What a gorgeous day on the Sea of Galilee! Following is a picture from our balcony on the 12th floor. This is how we started the day…
Our tour today started by going around the south end of the Sea of Galilee, then heading up the steep incline to the Golan Heights-one switchback after another. We were able to look ‘over the fence’ into Jordan. We heard about a farm in that area raising alligators and crocodiles. Then, we saw them-Jewish cows! Malcolm, our guide, told us they were holsteins, but Goldsteins … and this is the only place you can see this particular breed of cattle. 🙂 On the way up to the top, we heard stories about the Six Day War in 1967 as we viewed the remains of Syrian bunkers and old tanks on the side of the mountain. (Our guide, Malcolm, was there as a very young man, so we were hearing from first-hand experience.)
After ascending the Golan, we stopped by a kibbutz to take a look over the whole of the Sea of Galilee. Here, Malcolm took out his maps and gave us an overview of the entire region of Galilee. From on top of the Golan, we were able to see everything-to get the ‘big picture’ of the geographical area of Jesus’ ministry.
As we went north across the area called the Golan Heights, we discovered that this area was responsible for Israel now being the #2 potato grower in the world (right behind Idaho). It was lush farm country, reminding those of us from the Midwest of Wisconsin, our home state. We saw the remains of bunkers, bunkers, and more bunkers-enemy bunkers still in place from the Six Day War. Along with these visuals, we heard the story of Ellie Cohen, the spy who brought Syria to its knees back in the day.
As we trekked across the Golan, we stopped in front of an Israeli early-warning base (top of a mountain) to look over into Syria. This, unfortunately, is the reality of living in a region of the world such as this one. Believe you me, when you see what we saw today-just how close Israel’s enemies really are, you begin to see things in a whole new light. Very enlightening…
One of the most amazing sights today was when a very snow-covered Mount Hermon came into view. Just take a look at what we saw…
At the base of Mount Hermon are a couple other sites we visited today. First was Banias (Panias), where worship of the god Pan took place (amongst other religions). This location is signficant for a couple reasons. It’s the headwaters of the Jordan River. It’s also the place Jesus asked his disciples “Who do you say that I am” (Matthew 16)? It was a turning point in both the ministry of Jesus, as well as the discipleship of the 12, especially Peter. Also at the base, we visited the location of Old Testament Dan, along with an Abrahamic (4,000+ years old) gateway to another nearby community. Wow! We just have a hard time comprehending these sites, as we don’t have any settlements this old where we come from.
After these stops on our tour, we paused for lunch. Most of us ate the local Falafel, while others had pizza or went to McDonalds…

Falafels for Lunch

McDonalds near Dan (Northern Israel)

Now, when we’re in Israel we’re learning about the biblical land, but we’re also learning about modern-day Israel too … and what God’s doing in their midst. One of my favorite stops is Kibbutz Naot Mordecai-also in northern Israel. I don’t know if you’re familiar with Naot shoes or not (Morgan’s Shoes, Madison, carries them if you’re in Wisconsin), but we always make a stop at the kibbutz factory where Naot’s are made. And … did I mention they have an outlet store? Let me tell you … a good time was had by all!

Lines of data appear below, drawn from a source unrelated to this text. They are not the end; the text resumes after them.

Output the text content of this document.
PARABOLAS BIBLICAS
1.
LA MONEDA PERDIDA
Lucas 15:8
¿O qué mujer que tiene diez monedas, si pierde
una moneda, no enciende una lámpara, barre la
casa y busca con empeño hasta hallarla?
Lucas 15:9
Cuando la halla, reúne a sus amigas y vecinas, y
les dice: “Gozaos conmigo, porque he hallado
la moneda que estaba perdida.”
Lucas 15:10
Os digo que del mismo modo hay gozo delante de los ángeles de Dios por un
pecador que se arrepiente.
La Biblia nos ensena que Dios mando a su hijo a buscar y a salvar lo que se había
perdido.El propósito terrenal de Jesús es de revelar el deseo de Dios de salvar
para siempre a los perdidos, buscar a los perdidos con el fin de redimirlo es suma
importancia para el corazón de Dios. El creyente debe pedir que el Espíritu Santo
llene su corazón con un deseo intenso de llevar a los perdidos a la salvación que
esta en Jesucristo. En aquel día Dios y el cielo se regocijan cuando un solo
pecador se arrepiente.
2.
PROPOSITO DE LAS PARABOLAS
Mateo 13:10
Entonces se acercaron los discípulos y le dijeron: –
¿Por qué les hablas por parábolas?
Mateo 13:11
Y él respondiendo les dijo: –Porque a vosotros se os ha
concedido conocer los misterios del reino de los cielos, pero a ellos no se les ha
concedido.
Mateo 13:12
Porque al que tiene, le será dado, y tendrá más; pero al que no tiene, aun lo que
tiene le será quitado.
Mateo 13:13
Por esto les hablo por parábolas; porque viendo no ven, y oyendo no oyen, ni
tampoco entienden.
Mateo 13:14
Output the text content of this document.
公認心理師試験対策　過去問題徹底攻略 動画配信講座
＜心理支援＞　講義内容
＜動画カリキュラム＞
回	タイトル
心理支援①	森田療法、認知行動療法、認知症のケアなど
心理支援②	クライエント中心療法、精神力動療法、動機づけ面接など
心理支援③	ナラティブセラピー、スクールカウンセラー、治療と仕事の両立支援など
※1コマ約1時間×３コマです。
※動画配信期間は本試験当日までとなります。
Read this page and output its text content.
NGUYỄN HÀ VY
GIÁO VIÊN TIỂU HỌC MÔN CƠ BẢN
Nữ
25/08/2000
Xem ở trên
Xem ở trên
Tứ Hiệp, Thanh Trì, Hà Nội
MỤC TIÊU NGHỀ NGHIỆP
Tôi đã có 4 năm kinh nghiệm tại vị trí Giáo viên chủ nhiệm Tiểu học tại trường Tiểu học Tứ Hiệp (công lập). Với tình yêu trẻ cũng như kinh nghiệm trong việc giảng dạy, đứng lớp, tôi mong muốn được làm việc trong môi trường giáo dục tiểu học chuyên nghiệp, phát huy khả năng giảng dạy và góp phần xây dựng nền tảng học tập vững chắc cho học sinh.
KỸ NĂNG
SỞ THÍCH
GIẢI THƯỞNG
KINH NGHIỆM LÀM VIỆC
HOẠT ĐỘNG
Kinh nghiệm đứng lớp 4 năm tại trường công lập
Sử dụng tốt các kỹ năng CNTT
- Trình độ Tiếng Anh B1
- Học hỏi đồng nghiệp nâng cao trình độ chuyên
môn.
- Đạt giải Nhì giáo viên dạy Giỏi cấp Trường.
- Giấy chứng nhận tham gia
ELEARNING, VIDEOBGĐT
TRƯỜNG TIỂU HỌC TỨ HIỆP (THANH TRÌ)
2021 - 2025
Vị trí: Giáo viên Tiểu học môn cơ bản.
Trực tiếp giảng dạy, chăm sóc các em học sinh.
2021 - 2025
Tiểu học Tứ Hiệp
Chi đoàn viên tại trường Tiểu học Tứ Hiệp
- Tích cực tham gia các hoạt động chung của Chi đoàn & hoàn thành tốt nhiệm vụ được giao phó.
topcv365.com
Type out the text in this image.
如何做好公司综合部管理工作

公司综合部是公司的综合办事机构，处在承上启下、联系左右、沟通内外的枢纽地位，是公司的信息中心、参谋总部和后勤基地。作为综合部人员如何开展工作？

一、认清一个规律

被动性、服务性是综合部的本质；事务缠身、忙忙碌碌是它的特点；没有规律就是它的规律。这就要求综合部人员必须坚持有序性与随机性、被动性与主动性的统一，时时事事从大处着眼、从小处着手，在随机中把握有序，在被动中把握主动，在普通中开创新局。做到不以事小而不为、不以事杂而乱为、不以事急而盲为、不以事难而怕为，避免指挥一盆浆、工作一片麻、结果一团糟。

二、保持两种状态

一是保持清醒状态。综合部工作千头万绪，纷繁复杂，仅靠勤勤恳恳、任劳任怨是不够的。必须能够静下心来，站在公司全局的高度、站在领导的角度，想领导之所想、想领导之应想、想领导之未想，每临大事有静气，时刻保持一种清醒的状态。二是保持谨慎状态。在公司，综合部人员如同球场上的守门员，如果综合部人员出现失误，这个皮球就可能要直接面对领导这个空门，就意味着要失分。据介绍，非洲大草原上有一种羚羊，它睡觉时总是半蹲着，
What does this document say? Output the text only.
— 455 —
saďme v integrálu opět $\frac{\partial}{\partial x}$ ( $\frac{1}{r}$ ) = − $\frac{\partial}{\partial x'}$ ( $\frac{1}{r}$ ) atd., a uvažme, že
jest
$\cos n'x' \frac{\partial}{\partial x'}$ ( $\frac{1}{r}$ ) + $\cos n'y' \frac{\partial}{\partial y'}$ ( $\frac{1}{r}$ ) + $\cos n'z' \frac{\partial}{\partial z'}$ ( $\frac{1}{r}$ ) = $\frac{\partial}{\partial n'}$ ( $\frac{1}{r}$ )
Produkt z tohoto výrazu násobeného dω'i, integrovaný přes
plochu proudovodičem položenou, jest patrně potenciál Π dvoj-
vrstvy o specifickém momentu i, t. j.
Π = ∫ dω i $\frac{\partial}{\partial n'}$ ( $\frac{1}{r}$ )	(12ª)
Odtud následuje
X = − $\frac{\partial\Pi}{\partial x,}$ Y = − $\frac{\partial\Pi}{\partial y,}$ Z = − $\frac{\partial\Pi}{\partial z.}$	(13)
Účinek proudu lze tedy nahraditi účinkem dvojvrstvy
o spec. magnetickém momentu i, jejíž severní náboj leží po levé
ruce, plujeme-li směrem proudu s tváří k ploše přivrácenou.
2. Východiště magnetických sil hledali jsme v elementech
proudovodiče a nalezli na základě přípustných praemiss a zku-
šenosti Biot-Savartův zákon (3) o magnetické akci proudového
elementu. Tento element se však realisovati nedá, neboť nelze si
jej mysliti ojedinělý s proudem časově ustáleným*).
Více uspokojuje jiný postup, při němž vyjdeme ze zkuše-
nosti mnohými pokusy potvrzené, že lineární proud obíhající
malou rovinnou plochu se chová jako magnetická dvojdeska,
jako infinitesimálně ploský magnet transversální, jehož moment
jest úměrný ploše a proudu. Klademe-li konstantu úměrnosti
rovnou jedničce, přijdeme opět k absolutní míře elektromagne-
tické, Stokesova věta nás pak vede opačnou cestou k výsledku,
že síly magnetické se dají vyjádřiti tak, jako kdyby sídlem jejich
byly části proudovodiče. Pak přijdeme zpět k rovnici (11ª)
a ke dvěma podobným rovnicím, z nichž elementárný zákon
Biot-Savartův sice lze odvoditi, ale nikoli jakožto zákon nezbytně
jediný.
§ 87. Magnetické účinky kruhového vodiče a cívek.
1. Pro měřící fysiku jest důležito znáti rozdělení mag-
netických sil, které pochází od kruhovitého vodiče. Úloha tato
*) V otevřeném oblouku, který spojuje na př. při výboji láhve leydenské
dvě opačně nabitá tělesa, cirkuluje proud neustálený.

Shoe Factory at Kibbutz Naot Mordecai

We ended our day at the archeological dig of the New Testament Town of Magdala. This was a large Jewish town in Jesus day (we’re looking at the synagogue below) where a famous woman by the name of Mary of Magdala … or more familiar might be ‘Mary Magdalene’-a friend and disciple of Jesus. More to come tomorrow…
Pastor Rom
P.S. We had one of our travelers stay back at the hotel today due to illness. Please pray for Rita Neuberg if you would. Thanks!